I did just that and then headed for the back lane route through the fields which took me to Petra. An 11 km journey through the farming fields and vegetation of this lush growing area. Petra has a famous or infamous son, depending on your point of view. You can visit the church he was baptized in and the museum dedicated to his memory. Without the connection to Father Juniper Serra Petra would be one of those places there would be little reason to visit. That is unless you were trying to get a feel for rural Majorca and its history. A train station with a train an hour to Palma gives a clue to its life today as a rural commuter village, much beloved by those who want a life of contrasts. Busy Palma lives during the day and then sleepy Petra for the evenings and weekends.

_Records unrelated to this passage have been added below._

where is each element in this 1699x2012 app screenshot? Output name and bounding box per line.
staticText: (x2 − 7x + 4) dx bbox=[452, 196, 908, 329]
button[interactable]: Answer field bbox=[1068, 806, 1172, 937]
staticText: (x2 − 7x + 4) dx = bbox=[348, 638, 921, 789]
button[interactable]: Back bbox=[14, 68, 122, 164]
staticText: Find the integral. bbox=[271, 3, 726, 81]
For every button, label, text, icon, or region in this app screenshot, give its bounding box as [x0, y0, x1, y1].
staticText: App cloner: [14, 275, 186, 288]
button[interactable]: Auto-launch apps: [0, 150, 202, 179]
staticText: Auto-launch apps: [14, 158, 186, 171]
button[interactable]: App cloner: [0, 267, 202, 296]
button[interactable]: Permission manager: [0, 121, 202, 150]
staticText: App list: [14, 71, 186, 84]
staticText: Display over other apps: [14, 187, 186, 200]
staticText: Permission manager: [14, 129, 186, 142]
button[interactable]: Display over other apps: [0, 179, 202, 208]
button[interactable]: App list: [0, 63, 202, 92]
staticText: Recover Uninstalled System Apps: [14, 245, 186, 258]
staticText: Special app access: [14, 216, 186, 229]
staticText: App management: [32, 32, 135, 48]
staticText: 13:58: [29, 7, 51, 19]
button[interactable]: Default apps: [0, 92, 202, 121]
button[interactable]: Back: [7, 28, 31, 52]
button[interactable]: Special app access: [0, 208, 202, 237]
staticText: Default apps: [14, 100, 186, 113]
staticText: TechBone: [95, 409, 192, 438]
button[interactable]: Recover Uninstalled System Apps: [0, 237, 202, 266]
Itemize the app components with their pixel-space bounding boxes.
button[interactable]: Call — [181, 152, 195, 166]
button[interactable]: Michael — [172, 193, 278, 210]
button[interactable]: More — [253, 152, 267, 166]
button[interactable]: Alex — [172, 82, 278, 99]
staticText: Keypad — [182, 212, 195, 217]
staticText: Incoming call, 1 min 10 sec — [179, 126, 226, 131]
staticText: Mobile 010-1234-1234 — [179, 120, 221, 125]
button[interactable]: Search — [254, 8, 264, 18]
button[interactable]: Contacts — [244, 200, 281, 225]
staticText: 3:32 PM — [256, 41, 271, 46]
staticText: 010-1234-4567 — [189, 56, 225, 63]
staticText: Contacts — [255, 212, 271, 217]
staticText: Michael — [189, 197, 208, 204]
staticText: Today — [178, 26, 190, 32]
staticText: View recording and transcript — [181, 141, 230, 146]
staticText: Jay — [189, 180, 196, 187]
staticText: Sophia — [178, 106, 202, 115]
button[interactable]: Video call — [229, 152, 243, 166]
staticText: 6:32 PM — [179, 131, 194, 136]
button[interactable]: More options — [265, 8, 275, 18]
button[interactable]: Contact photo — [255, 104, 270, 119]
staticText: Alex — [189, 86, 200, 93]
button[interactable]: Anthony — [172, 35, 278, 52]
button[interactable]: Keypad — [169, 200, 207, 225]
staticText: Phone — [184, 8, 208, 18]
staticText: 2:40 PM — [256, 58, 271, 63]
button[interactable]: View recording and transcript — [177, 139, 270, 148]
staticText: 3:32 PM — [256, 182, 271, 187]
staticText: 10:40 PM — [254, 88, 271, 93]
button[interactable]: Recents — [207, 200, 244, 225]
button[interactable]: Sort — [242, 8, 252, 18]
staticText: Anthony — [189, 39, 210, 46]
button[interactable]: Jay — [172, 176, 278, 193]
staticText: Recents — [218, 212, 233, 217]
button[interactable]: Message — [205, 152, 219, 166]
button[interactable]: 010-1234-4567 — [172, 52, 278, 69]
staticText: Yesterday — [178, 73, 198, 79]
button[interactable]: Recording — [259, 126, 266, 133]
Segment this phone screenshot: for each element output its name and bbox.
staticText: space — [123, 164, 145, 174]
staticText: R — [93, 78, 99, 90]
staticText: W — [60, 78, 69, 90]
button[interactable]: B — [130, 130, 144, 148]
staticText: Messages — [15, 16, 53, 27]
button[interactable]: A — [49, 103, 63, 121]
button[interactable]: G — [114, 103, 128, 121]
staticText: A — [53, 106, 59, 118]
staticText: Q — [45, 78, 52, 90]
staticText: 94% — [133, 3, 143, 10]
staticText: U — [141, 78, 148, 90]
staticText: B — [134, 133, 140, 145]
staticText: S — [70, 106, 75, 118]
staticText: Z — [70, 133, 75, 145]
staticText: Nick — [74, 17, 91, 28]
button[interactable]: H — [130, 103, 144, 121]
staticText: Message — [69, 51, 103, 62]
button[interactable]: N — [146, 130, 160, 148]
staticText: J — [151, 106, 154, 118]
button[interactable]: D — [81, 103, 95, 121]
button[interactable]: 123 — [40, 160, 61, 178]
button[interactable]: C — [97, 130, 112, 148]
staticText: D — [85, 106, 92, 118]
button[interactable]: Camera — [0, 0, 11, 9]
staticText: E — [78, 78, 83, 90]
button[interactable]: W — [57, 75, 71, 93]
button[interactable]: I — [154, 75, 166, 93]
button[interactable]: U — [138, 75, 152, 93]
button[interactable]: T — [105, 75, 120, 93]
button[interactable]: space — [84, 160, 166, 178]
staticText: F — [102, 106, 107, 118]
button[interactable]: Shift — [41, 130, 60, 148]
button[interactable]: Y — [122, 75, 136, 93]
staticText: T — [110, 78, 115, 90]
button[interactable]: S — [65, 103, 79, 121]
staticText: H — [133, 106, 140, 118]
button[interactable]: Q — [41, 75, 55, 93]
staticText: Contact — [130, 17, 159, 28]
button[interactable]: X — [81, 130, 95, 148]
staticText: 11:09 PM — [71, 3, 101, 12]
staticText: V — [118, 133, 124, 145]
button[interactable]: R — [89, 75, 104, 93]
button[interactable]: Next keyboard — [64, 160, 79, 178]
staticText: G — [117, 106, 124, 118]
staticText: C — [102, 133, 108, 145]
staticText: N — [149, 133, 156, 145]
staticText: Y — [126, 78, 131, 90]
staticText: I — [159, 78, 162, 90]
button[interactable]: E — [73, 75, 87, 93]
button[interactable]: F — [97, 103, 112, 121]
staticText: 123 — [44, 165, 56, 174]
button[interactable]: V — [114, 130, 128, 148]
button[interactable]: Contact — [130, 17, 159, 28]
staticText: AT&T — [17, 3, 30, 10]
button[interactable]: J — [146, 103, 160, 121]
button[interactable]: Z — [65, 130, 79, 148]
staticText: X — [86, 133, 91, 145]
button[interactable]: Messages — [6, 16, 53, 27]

As for Father Juniper Serra he was a priest who was plucked from Majorca to help create the Missions in California. It is here that the story begins to be a problem. The cruel colonialism of the era was no stranger to the church and the priests. His canonization in 2015 was a cause of controversy and is hotly debated whenever his name is mentioned. The history of the missions and the treatment of native Indians is a huge story and would take many books to uncover all the nuances. The fact now remains that he is a Saint of Majorca and many people make the pilgrimage to Petra, in the sleepy mid lands of Majorca to pay homage. Many of them are from America and most from the mission schools that bear his name to this day. Petra is forever on the map for this reason and enjoys the benefits of all the visitors to the village.
The opportunity to take time out and visit the middle of the island was a pleasure in the sunshine and amongst the glorious scenery. The drive back to the mountains of the Soller Valley was next and home again to my very different world. Majorca continues to amaze as just driving for an hour can tell new tales and introduce the difference a journey makes.